Muita da mitologia original foi transformada, ajustada para o universo Marvel, e consigo perceber como outros fãs de longa data do Homem-Aranha teriam as suas reservas com o papel de tutor e patrono que Tony Stark ganha sobre Peter Parker, ou com a transformação que personagens como a Tia May, Mary Jane, Flash e outros sofrem. Mas essas mudanças acabam não prejudicando em nada a essência do herói, e fico grato de não ter de assistir novamente a uma longa sequência narrativa sobre a morte do Tio Ben.

Peter Parker ainda tem de aprender que com um grande poder vem uma grande responsabilidade. Mas desta vez, a lição é ensinada de maneira diferente. O Homem-Aranha: Regresso a Casa, mais do que uma história de heróis, também é uma história de amadurecimento, de responsabilidade e escolhas.

Se Tom Holland aparentava ser demasiado jovem para ser o novo Homem-Aranha, a maneira com que o sub-enredo do Peter Parker e os seus colegas de escola se desenrola mostra que ele está na idade perfeita para representar essa parte da vida do Peter Parker. E é justamente a humanização do Peter Parker como um jovem tímido, que luta para se ajustar socialmente, que permitia com que tantos leitores como eu se identificassem com ele.

Esse é só um dos muitos exemplos de como o filme retorna às origens, a essência do que eram as antigas histórias de super-heróis, e faz isso com a honestidade e devoção que os fãs do Homem-Aranha merecem. E como um herói é apenas tão interessante quanto os seus vilões, a reimaginação do Abutre (Michael Keaton) para o novo MCU acerta também na mosca, preservando os traços de Adrian Toomes como vilão, um homem desiludido e rancoroso de meia idade, mas dando-lhe mais profundidade, e criando uma nova mitologia em torno dele que encaixa perfeitamente com a narrativa de outros filmes.

Existem, sim, alguns detalhes que me incomodaram no Homem-Aranha: Regresso a Casa: o foco desnecessário em Tony Stark, e acho que não estou sozinho a pensar que Robert Downey Jr. já tem tempo suficiente de antena no MCU que não é necessário encontrar mais razões para inserir o seu personagem ainda mais dentro de novos filmes.
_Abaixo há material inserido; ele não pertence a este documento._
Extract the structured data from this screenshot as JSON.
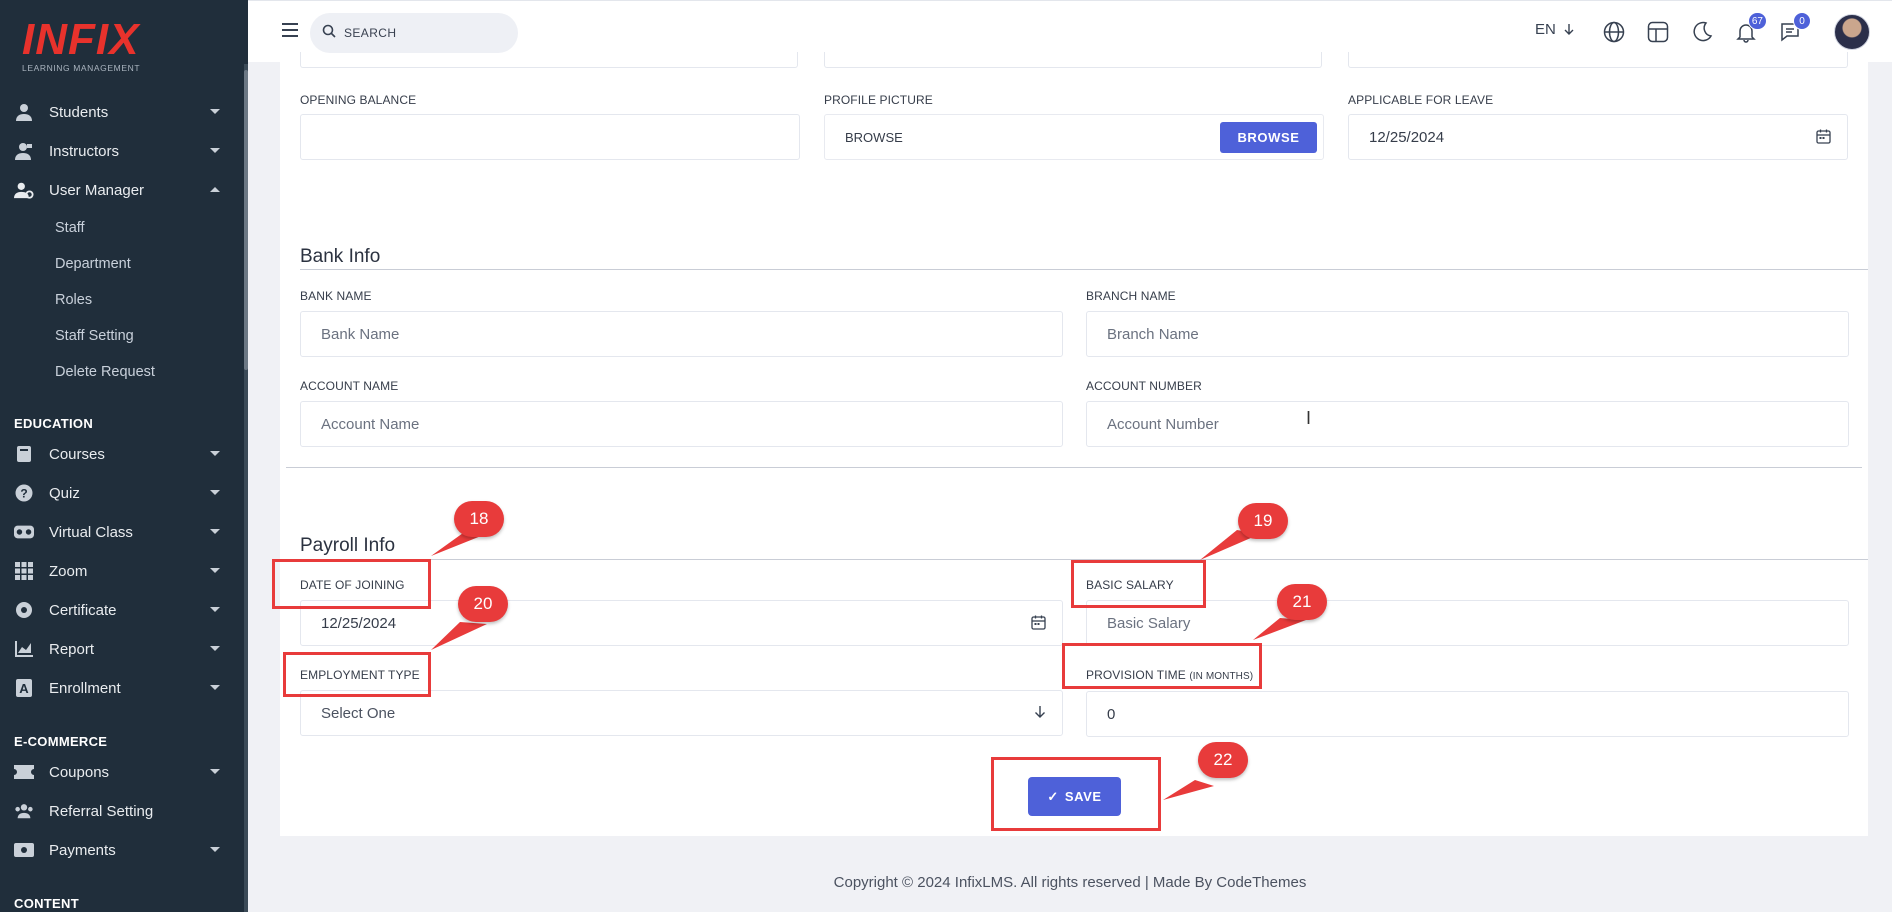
{
  "brand": {
    "logo": "INFIX",
    "tagline": "LEARNING MANAGEMENT",
    "accent": "#4e61d9",
    "logo_color": "#e8322c"
  },
  "sidebar": {
    "items": [
      {
        "label": "Students",
        "icon": "user-icon"
      },
      {
        "label": "Instructors",
        "icon": "instructor-icon"
      },
      {
        "label": "User Manager",
        "icon": "user-gear-icon",
        "expanded": true
      }
    ],
    "user_manager_sub": [
      "Staff",
      "Department",
      "Roles",
      "Staff Setting",
      "Delete Request"
    ],
    "education_heading": "EDUCATION",
    "education_items": [
      {
        "label": "Courses",
        "icon": "book-icon"
      },
      {
        "label": "Quiz",
        "icon": "question-circle-icon"
      },
      {
        "label": "Virtual Class",
        "icon": "vr-headset-icon"
      },
      {
        "label": "Zoom",
        "icon": "grid-icon"
      },
      {
        "label": "Certificate",
        "icon": "certificate-icon"
      },
      {
        "label": "Report",
        "icon": "chart-icon"
      },
      {
        "label": "Enrollment",
        "icon": "enrollment-icon"
      }
    ],
    "ecommerce_heading": "E-COMMERCE",
    "ecommerce_items": [
      {
        "label": "Coupons",
        "icon": "ticket-icon"
      },
      {
        "label": "Referral Setting",
        "icon": "users-icon"
      },
      {
        "label": "Payments",
        "icon": "money-icon"
      }
    ],
    "content_heading": "CONTENT"
  },
  "topbar": {
    "search_placeholder": "SEARCH",
    "language": "EN",
    "notifications_count": "67",
    "messages_count": "0"
  },
  "form": {
    "opening_balance": {
      "label": "OPENING BALANCE",
      "value": ""
    },
    "profile_picture": {
      "label": "PROFILE PICTURE",
      "value": "BROWSE",
      "button": "BROWSE"
    },
    "applicable_for_leave": {
      "label": "APPLICABLE FOR LEAVE",
      "value": "12/25/2024"
    },
    "bank_info": {
      "title": "Bank Info",
      "bank_name": {
        "label": "BANK NAME",
        "placeholder": "Bank Name"
      },
      "branch_name": {
        "label": "BRANCH NAME",
        "placeholder": "Branch Name"
      },
      "account_name": {
        "label": "ACCOUNT NAME",
        "placeholder": "Account Name"
      },
      "account_number": {
        "label": "ACCOUNT NUMBER",
        "placeholder": "Account Number"
      }
    },
    "payroll_info": {
      "title": "Payroll Info",
      "date_of_joining": {
        "label": "DATE OF JOINING",
        "value": "12/25/2024"
      },
      "basic_salary": {
        "label": "BASIC SALARY",
        "placeholder": "Basic Salary"
      },
      "employment_type": {
        "label": "EMPLOYMENT TYPE",
        "value": "Select One"
      },
      "provision_time": {
        "label": "PROVISION TIME",
        "label_suffix": "(IN MONTHS)",
        "value": "0"
      }
    },
    "save_label": "SAVE"
  },
  "annotations": [
    "18",
    "19",
    "20",
    "21",
    "22"
  ],
  "footer": "Copyright © 2024 InfixLMS. All rights reserved | Made By CodeThemes"
}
A nova encarnação da Tia May (Marisa Tomei) como uma jovem e a insistência do filme de nos lembrar que ela é atraente em todas as vezes que algum ‘adulto’ interage com Parker, também parece não adicionar nada de importante à história. E mesmo com esses e outros pecados menores, o filme ainda parece, para mim, como um dos maiores acertos da Marvel desde a primeira ronda de filmes.
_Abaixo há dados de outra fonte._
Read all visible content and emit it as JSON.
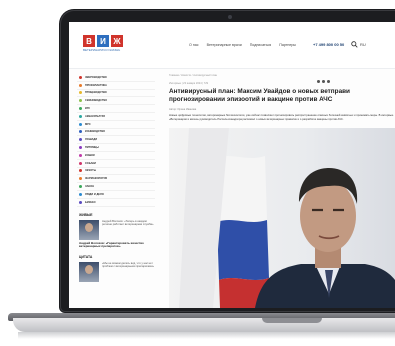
{
  "site": {
    "logo_letters": [
      "В",
      "И",
      "Ж"
    ],
    "logo_colors": [
      "#d0342c",
      "#2e6fbf",
      "#d0342c"
    ],
    "logo_subtitle": "ВЕТЕРИНАРИЯ И ЖИЗНЬ"
  },
  "header": {
    "nav": [
      "О нас",
      "Ветеринарные врачи",
      "Подписаться",
      "Партнеры"
    ],
    "phone": "+7 499 800 00 50",
    "lang": "RU"
  },
  "sidebar": {
    "items": [
      {
        "label": "ЗВЕРОВОДСТВО",
        "color": "#d0342c"
      },
      {
        "label": "ПРОФИЛАКТИКА",
        "color": "#e87a2a"
      },
      {
        "label": "ПТИЦЕВОДСТВО",
        "color": "#e8b92a"
      },
      {
        "label": "СВИНОВОДСТВО",
        "color": "#8cc14a"
      },
      {
        "label": "КРС",
        "color": "#3aa85a"
      },
      {
        "label": "АКВАКУЛЬТУРА",
        "color": "#2aa8a0"
      },
      {
        "label": "МРС",
        "color": "#2a8ad0"
      },
      {
        "label": "КОНЕВОДСТВО",
        "color": "#2e5fbf"
      },
      {
        "label": "ЛОШАДИ",
        "color": "#5a4ac0"
      },
      {
        "label": "ПИТОМЦЫ",
        "color": "#8a3ac0"
      },
      {
        "label": "КОШКИ",
        "color": "#c03aa8"
      },
      {
        "label": "СОБАКИ",
        "color": "#d0346a"
      },
      {
        "label": "ЭКЗОТЫ",
        "color": "#d0342c"
      },
      {
        "label": "ФАРМАКОЛОГИЯ",
        "color": "#e87a2a"
      },
      {
        "label": "ЗАКОН",
        "color": "#3aa85a"
      },
      {
        "label": "ЛЮДИ И ДЕЛО",
        "color": "#2a8ad0"
      },
      {
        "label": "БИЗНЕС",
        "color": "#5a4ac0"
      }
    ],
    "section1": "ЖИВЫЕ",
    "card1_text": "Андрей Волохов: «Теперь в каждом регионе работает ветеринарная служба»",
    "card1_title": "Андрей Волохов: «Гарантировать качество ветеринарных препаратов»",
    "section2": "ЦИТАТА",
    "card2_text": "«Мы не можем делать вид, что у нас нет проблем с ветеринарными препаратами»",
    "card2_title": "«Мы не можем делать вид, что у нас нет проблем с ветеринарными препаратами»"
  },
  "article": {
    "breadcrumb": "Главная / Новости / Антивирусный план",
    "meta": "Интервью  | 23 января 2024  | 729",
    "title_line1": "Антивирусный план: Максим Увайдов о новых ветправи",
    "title_line2": "прогнозировании эпизоотий и вакцине против АЧС",
    "byline": "Автор: Ирина Иванова",
    "lead": "Новые цифровые технологии, ветеринарные биотехнологии, уже сейчас позволяют прогнозировать распространение опасных болезней животных и принимать меры. В интервью «Ветеринарии и жизни» руководитель Россельхознадзора рассказал о новых ветеринарных правилах и о разработке вакцины против АЧС."
  }
}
O Homem-Aranha: Regresso a Casa não é apenas mais um reboot de um herói que já viu três deles recentemente. É um regresso também às origens de um herói em particular e do género de super-heróis como um todo, resultando no que talvez seja um dos filmes do MCU mais consciente de si mesmo, e com uma atenção a certos detalhes que sugere a mão de algum outro fã do antigo Homem-Aranha no roteiro.